As for as I know, most studies have centered on how mediation can act as a painkiller, or boost the immune system. But can the actual structure of the brain be influenced by the mind? Answering this question requires a little elaboration on what it physically means to 'pay attention'. The following passage, from Nicholas Carr (The Shallows), mining from the work of Nobel Prize Winner Eric Kandel on memory, is fairly dense, but worth noting.
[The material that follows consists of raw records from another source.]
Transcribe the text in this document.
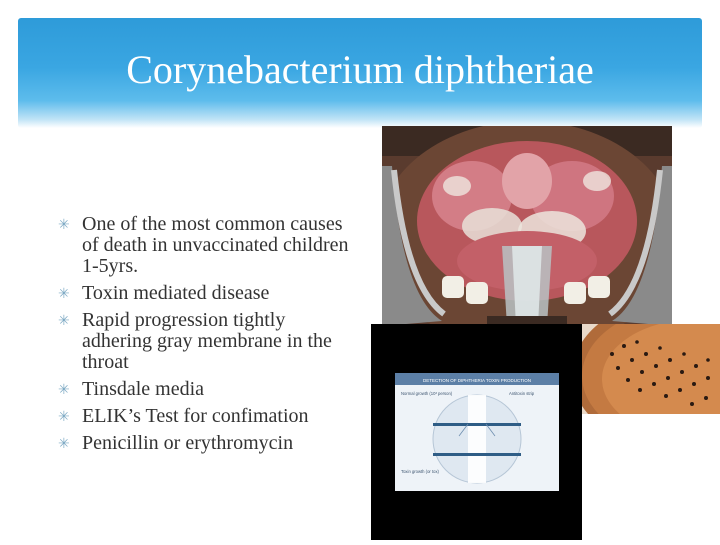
Corynebacterium diphtheriae
✳ One of the most common causes of death in unvaccinated children 1-5yrs.
✳ Toxin mediated disease
✳ Rapid progression tightly adhering gray membrane in the throat
✳ Tinsdale media
✳ ELIK’s Test for confimation
✳ Penicillin or erythromycin
DETECTION OF DIPHTHERIA TOXIN PRODUCTION
Normal growth (10³ person)	Antitoxin strip
Toxin growth (or tox)
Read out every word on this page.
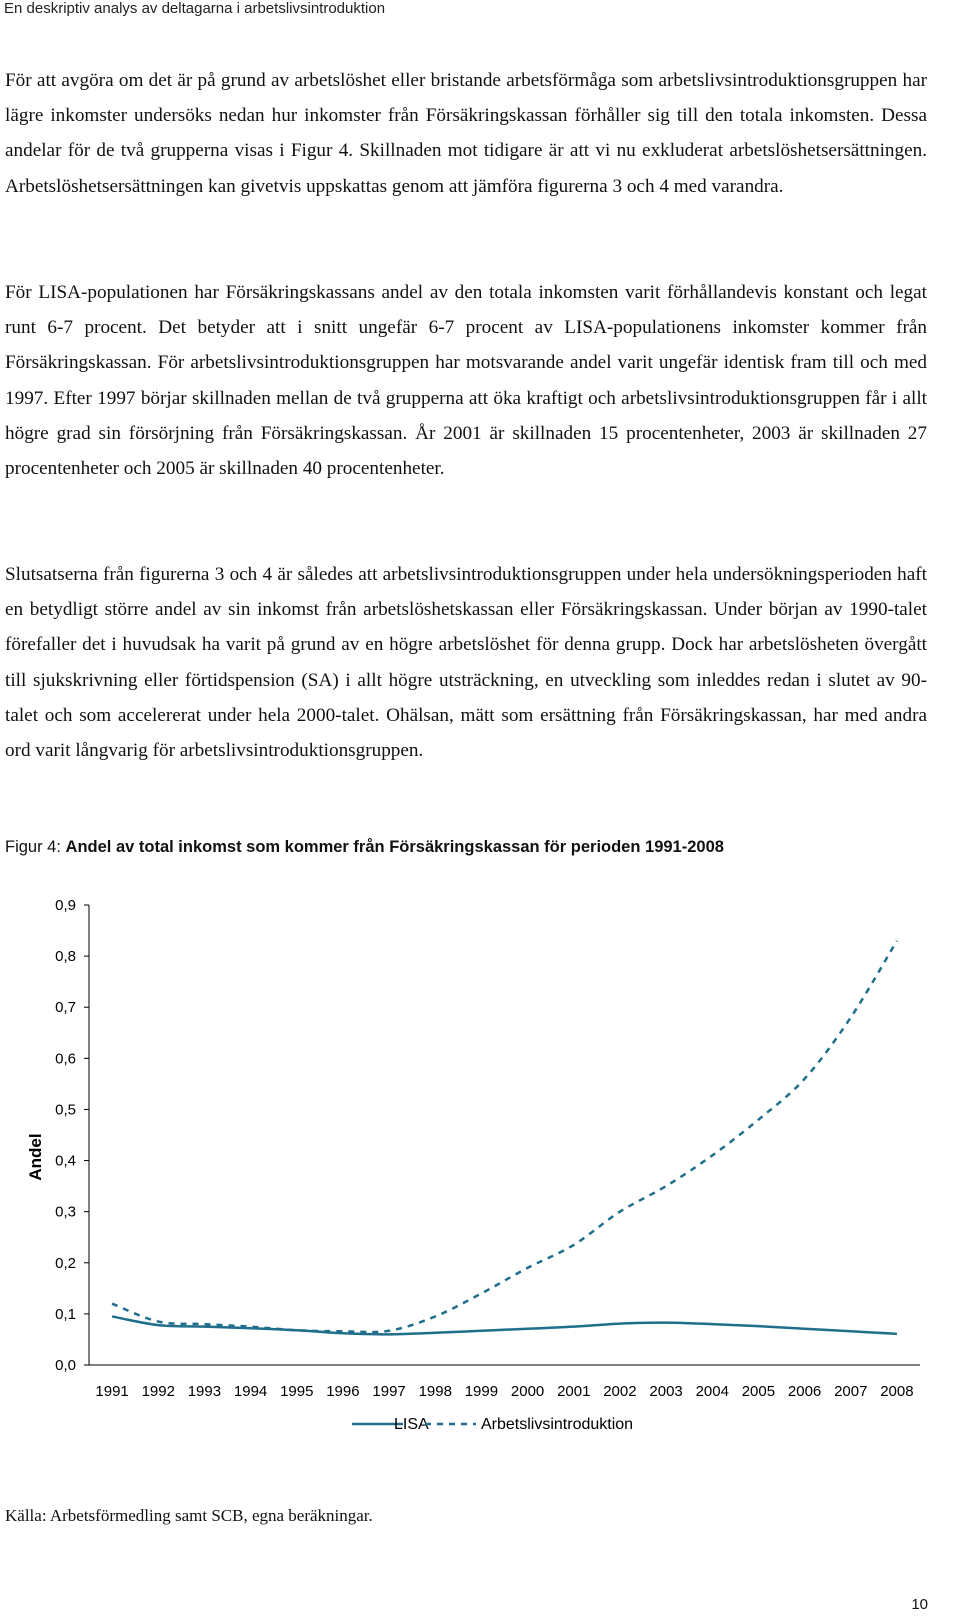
En deskriptiv analys av deltagarna i arbetslivsintroduktion

För att avgöra om det är på grund av arbetslöshet eller bristande arbetsförmåga som arbetslivsintroduktionsgruppen har lägre inkomster undersöks nedan hur inkomster från Försäkringskassan förhåller sig till den totala inkomsten. Dessa andelar för de två grupperna visas i Figur 4. Skillnaden mot tidigare är att vi nu exkluderat arbetslöshetsersättningen. Arbetslöshetsersättningen kan givetvis uppskattas genom att jämföra figurerna 3 och 4 med varandra.

För LISA-populationen har Försäkringskassans andel av den totala inkomsten varit förhållandevis konstant och legat runt 6-7 procent. Det betyder att i snitt ungefär 6-7 procent av LISA-populationens inkomster kommer från Försäkringskassan. För arbetslivsintroduktionsgruppen har motsvarande andel varit ungefär identisk fram till och med 1997. Efter 1997 börjar skillnaden mellan de två grupperna att öka kraftigt och arbetslivsintroduktionsgruppen får i allt högre grad sin försörjning från Försäkringskassan. År 2001 är skillnaden 15 procentenheter, 2003 är skillnaden 27 procentenheter och 2005 är skillnaden 40 procentenheter.

Slutsatserna från figurerna 3 och 4 är således att arbetslivsintroduktionsgruppen under hela undersökningsperioden haft en betydligt större andel av sin inkomst från arbetslöshetskassan eller Försäkringskassan. Under början av 1990-talet förefaller det i huvudsak ha varit på grund av en högre arbetslöshet för denna grupp. Dock har arbetslösheten övergått till sjukskrivning eller förtidspension (SA) i allt högre utsträckning, en utveckling som inleddes redan i slutet av 90-talet och som accelererat under hela 2000-talet. Ohälsan, mätt som ersättning från Försäkringskassan, har med andra ord varit långvarig för arbetslivsintroduktionsgruppen.

Figur 4: Andel av total inkomst som kommer från Försäkringskassan för perioden 1991-2008
0,0
0,1
0,2
0,3
0,4
0,5
0,6
0,7
0,8
0,9
1991 1992 1993 1994 1995 1996 1997 1998 1999 2000 2001 2002 2003 2004 2005 2006 2007 2008
LISA	Arbetslivsintroduktion
Andel
Källa: Arbetsförmedling samt SCB, egna beräkningar.
10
Attention may seem etheral - a "ghost inside the head", as the developmental psychologist Bruce McCandliss says - but it's a genuine physical state, and it produces material effects through the brain. Recent experiments with mice indicate that the act of paying attention to an idea or an experience sets off a chain reaction that crisscrosses the brain. Conscious attention begins in the frontal lobes of the cerebral cortex, with the imposition of top-down, executive control over the mind's focus. The establishment of attention leads the neurons of the cortex to send signals to neurons in the midbrain that produce the powerful neurotransmitter dopamine. 

The axons of these neurons reach all the way into the hippocampus, providing a distribution channel for the neurotransmitter. Once dopamine is funneled into the synapses of the hippocampus, it jump-starts the consolidation of explicit memory, probably by activating genes that spur the synthesis of new proteins.
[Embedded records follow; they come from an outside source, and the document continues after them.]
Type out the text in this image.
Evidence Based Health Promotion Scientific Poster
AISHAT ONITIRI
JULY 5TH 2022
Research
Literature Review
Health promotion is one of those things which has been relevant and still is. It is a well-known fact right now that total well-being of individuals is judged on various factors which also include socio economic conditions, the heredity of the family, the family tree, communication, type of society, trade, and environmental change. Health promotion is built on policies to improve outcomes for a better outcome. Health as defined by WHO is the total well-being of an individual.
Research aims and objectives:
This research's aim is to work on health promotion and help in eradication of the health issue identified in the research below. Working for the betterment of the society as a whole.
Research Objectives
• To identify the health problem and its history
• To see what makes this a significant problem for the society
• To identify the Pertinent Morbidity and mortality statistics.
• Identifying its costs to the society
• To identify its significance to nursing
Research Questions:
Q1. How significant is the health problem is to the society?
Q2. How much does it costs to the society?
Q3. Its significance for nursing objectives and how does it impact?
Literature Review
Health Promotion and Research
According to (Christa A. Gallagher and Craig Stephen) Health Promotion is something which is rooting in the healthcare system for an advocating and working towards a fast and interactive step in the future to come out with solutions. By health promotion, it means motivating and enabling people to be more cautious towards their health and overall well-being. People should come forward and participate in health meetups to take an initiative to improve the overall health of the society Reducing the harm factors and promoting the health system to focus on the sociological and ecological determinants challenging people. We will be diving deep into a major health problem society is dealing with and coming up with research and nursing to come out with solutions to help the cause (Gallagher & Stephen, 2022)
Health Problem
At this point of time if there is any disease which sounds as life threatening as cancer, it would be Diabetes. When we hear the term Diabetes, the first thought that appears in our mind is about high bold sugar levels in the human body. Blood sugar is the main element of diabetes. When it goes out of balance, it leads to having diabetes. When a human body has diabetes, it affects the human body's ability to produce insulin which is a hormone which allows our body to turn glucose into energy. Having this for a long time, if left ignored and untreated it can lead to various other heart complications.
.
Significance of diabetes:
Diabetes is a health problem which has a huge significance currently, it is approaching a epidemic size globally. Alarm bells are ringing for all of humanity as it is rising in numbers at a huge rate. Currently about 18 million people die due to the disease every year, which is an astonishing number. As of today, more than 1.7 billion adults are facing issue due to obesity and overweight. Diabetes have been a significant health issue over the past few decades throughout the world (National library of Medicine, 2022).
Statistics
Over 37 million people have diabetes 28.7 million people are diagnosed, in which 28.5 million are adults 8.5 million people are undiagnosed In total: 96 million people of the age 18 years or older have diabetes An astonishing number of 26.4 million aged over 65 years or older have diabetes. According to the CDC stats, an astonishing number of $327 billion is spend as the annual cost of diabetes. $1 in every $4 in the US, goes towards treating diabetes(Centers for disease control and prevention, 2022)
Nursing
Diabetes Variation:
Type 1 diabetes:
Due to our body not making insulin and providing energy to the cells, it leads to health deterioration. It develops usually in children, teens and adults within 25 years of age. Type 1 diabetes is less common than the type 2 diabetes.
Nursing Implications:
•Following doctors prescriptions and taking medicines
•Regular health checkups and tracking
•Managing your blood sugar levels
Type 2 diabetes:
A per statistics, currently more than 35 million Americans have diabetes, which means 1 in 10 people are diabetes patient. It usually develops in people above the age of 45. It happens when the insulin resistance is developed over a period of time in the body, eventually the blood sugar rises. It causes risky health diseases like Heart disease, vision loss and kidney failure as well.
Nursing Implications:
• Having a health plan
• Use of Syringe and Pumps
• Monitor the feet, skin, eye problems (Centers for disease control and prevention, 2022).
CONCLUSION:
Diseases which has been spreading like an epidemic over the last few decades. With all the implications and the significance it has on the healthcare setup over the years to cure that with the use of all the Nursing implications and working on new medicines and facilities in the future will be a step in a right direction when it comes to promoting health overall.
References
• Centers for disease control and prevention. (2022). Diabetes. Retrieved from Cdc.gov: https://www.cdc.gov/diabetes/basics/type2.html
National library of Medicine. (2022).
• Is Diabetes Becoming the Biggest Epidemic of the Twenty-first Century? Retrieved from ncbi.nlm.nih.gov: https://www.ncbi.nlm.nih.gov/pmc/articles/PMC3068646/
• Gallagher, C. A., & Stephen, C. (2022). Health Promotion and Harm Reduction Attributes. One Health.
As far as what that actually means, I'm in no way qualified to decipher, but it sounds like 'focused attention' creates a sort of 'buffer' for chemicals in your brain associated with risk versus reward (dopamine). In turn, that attention increases the actual thickness of the brain. What this means for the body is that being able to control your emotions through meditation, and maintain attention, yields real physiological results.

I've mentioned this before in a previous article, but I'll repeat it here. Pascual-Leone of the National Institutes of Health conducted a study involving two different groups to play the piano (no one involved had experience playing). Both groups were asked to practice a certain, but simple melody for two hours a day over the course of five days. One group practiced that melody for two hours with a piano.

The other group could only imagine playing the melody. Lo and behold, through a technology called transcranial magnetic stimulation, Leone found that both groups exhibited the same changes in the brain. Imagination became a force as strong as biology. To repeat, the structure of the brain is influenced by the mind, it seems.

Scientists have, and not to simplify, learned more or less what the mind should look like during peak athletic performance: it should be quiet. The purpose of meditation is to foster the quiet mind. To free itself from distraction. In a sport where you're constantly under the threat of depriving your brain of oxygen, perhaps any little bit helps.